Axa propose une somme de 278 108,10 euros sur la base d’un coût horaire de 15 euros multipliée par un indice viager 25.398 (pour une personne âgée de 49 ans, âge de M. [X] à la date de capitalisation).
Sur ce, le poste assistance tierce personne comprend les dépenses liées à la réduction d’autonomie de la victime, laquelle rend nécessaire, de manière définitive, l’assistance d’une tierce personne pour aider la victime à effectuer les démarches et les actes de la vie quotidienne.
L’indemnisation au titre de l’assistance tierce personne doit se faire en fonction des besoins et non en fonction de la dépense justifiée, de sorte que l’indemnité allouée au titre de ce poste de préjudice ne doit pas être réduite en cas d’assistance bénévole par un proche de la victime.
Eu égard à la nature de l’aide requise et du handicap qu’elle est destinée à compenser, il convient d’évaluer ce poste de préjudice pour une aide active sur une base horaire de 20 euros incluant les charges sociales et congés payés, conforme à la jurisprudence de la cour,
L’expert a évalué le besoin en aide humaine à 2 heures par jour pour l’habillage, la toilette, la préparation des repas, les courses et le ménage.
Afin de rester dans les limites de la demande de M. [X], le besoin en aide humaine échu sera arrêté au 18 juillet 2017. Il est donc depuis la date de consolidation de :
2h x 750 jours x 20 euros = 30 000 euros.
A compter du 19 juillet 2017, compte tenu de l’indice viager pour une personne âgée de 51 ans ( 24.177 euros, valeur actualisée par la Gazette du Palais 2016), le préjudice de M. [X] s’élève à la somme de 353 000 euros (365 jours x 20 euros x2 h x 24.177).
Il sera ainsi alloué à M. [X] la somme de 188 900 euros après application du taux de parte de chance.

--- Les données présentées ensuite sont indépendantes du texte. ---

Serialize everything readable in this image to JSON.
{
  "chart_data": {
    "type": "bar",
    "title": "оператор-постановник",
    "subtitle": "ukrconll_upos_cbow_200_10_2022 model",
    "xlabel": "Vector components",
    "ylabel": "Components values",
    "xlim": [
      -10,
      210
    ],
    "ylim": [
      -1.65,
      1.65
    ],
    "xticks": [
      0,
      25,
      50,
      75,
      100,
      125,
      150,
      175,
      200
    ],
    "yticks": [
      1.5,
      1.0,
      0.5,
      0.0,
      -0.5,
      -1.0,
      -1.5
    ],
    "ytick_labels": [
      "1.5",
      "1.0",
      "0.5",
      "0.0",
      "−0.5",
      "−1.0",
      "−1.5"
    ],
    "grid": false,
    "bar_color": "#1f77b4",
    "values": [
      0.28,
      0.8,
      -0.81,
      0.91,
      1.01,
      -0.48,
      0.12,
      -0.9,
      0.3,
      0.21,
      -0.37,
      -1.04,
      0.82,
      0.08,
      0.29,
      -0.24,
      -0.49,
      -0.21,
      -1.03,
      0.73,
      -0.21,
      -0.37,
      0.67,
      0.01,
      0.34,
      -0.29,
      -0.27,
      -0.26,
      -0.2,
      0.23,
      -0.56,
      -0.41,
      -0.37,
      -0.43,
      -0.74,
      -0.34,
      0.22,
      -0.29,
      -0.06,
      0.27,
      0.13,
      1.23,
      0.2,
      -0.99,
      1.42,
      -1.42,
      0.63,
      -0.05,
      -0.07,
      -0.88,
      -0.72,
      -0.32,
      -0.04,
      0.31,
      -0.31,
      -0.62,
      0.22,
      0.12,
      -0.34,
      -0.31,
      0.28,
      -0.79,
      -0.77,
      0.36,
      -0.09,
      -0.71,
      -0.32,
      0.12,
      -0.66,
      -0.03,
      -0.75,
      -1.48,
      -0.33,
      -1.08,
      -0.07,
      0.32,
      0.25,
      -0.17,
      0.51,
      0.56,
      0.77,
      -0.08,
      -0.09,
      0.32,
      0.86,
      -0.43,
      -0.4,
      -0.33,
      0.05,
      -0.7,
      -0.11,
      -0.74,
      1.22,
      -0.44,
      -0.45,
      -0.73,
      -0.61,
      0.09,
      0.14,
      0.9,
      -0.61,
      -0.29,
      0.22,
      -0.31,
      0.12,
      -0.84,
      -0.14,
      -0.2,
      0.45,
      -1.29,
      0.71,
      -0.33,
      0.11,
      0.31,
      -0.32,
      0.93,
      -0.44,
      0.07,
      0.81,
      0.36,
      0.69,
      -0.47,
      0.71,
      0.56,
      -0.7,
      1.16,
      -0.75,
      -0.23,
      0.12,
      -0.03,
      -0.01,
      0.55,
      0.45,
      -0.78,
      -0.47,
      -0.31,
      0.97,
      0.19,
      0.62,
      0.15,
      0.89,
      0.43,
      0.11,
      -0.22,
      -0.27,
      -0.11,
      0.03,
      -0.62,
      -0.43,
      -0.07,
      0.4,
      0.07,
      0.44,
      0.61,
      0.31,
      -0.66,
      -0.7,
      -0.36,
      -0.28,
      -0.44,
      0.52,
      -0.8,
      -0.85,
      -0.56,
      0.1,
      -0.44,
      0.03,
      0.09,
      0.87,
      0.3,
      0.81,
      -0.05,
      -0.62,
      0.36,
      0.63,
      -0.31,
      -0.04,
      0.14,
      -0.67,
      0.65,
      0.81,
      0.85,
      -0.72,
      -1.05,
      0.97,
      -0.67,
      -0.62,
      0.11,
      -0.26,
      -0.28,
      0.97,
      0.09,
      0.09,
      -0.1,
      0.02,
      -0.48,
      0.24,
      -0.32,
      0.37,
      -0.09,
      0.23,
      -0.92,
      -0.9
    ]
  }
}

Sur les préjudices extrapatrimoniaux
Sur les préjudices extrapatrimoniaux temporaires
Sur le déficit fonctionnel temporaire
M. [X] sollicite une indemnité de 23.962,50 euros au titre du déficit fonctionnel temporaire sur la base de 30 euros par jour.
Axa propose la somme de 18 469 euros sur une base indemnitaire de 23 euros par jour.
Sur ce, le déficit fonctionnel temporaire inclut pour la période antérieure à la consolidation la perte de qualité de vie et des joies usuelles de la vie courante, en ce compris le préjudice d’agrément temporaire et le préjudice sexuel temporaire ; le déficit fonctionnel temporaire peut être total ou partiel.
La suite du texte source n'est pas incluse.